Le ministre a aussi évoqué la faiblesse de la communication étatique face à ce qu’il appelle un «discours négationniste», qui nie les progrès accomplis par l’Algérie ces dernières années. Plus important, M. Ould Kablia a suggéré un probable examen de l’état d’urgence dont de nombreux partis et associations souhaitent la levée.
D’emblée, le ministre de l’Intérieur reconnaît qu’il n’a pas vu de manipulation derrière les émeutes qui ont secoué le pays au début de l’année, relevant «une certaine spontanéité liée aux problèmes que rencontrent les Algériens, de manière générale, et les jeunes, en particulier». «Le malaise est un peu profond», reconnaît M. Ould Kablia en faisant remarquer que toute la société en est affectée. Mais, selon lui, l’autre facteur déclenchant est sans conteste «la faiblesse de la communication» face aux «discours négationnistes» relayés par une certaine presse ainsi que des partis politiques qui mettent l’accent uniquement sur ce qui est négatif dans l’action du gouvernement.

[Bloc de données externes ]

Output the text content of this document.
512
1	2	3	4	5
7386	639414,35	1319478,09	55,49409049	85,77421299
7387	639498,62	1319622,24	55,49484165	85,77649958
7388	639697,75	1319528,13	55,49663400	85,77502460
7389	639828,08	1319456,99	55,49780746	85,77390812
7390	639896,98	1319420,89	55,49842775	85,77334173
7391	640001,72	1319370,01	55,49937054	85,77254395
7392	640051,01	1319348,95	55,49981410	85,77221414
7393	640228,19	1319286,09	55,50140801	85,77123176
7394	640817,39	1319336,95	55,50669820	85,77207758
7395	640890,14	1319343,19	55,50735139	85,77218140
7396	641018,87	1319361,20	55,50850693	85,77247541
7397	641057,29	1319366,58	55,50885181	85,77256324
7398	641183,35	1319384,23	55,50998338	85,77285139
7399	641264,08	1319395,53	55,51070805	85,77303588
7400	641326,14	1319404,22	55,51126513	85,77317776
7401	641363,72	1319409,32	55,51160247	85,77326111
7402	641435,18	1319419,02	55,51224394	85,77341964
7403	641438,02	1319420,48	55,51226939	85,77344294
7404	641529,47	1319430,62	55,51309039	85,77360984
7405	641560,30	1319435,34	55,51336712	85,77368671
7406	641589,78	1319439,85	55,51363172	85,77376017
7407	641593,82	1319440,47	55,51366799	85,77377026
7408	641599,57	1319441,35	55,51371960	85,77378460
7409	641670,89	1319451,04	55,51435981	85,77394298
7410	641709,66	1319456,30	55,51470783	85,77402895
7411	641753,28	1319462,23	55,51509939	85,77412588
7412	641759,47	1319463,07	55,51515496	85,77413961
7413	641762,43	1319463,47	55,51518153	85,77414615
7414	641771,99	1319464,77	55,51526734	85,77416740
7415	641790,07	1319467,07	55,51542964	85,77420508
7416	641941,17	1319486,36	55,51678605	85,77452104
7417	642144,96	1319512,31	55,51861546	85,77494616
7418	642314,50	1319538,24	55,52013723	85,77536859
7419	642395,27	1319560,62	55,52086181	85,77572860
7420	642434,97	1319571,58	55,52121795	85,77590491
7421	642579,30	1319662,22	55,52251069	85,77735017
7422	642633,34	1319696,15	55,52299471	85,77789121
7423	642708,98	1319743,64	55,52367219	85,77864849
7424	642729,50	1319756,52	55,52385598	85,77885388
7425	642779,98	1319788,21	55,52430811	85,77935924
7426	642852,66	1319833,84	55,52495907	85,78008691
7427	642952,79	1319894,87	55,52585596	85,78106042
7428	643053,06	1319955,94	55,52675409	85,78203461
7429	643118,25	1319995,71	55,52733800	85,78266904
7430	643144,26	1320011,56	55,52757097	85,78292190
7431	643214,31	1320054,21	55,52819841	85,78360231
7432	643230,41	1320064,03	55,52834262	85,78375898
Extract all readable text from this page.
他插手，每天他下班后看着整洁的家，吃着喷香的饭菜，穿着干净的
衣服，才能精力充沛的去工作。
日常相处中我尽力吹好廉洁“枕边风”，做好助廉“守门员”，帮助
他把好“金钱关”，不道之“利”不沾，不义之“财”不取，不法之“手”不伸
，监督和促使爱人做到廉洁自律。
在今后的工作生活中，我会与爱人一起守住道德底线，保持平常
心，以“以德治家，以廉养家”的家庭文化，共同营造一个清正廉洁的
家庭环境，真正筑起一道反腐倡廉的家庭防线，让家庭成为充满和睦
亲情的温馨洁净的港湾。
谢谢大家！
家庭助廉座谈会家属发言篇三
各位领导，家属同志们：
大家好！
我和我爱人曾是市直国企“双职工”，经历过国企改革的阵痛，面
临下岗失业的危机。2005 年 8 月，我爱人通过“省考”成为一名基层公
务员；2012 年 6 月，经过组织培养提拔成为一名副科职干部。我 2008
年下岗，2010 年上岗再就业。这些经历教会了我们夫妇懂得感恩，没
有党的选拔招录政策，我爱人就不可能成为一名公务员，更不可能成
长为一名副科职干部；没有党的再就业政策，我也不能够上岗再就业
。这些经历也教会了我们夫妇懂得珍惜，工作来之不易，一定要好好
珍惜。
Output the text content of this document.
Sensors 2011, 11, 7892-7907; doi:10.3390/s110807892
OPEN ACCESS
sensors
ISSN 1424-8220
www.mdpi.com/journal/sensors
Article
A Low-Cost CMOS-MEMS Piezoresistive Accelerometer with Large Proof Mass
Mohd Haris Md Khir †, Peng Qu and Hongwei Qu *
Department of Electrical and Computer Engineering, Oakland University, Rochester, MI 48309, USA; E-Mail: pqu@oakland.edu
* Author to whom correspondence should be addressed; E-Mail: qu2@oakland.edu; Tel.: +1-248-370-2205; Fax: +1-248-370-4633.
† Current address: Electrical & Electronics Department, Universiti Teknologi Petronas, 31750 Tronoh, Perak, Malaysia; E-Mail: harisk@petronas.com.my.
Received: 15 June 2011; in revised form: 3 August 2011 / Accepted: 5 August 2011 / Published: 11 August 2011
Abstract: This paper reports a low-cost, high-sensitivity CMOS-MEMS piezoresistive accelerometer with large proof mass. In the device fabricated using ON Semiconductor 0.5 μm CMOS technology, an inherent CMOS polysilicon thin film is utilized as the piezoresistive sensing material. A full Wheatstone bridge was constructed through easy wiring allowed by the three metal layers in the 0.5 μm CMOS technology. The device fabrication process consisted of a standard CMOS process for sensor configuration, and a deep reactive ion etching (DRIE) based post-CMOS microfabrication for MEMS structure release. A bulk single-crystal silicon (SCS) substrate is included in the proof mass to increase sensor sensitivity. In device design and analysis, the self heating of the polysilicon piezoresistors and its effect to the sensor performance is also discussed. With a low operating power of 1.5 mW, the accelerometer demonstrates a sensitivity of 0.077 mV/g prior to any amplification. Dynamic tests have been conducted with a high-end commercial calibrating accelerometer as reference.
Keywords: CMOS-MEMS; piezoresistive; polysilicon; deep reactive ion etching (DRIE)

«Certains ont tendance à nier les progrès et les actions positives en faveur de la population», dit le ministre de l’Intérieur qui invite les contradicteurs à relativiser les choses car, rappelle-t-il, l’Algérie a réalisé beaucoup de progrès depuis l’an 2000. M. Ould Kablia estime que «l’Etat doit être fort mais juste», et c’est la raison pour laquelle il doit répondre aux préoccupations de tous, mais par ordre de priorité. Dans ce sens, il cite les nombreux problèmes «déclencheurs» d’émeutes auxquels l’Etat doit apporter des solutions, essentiellement le logement et l’emploi.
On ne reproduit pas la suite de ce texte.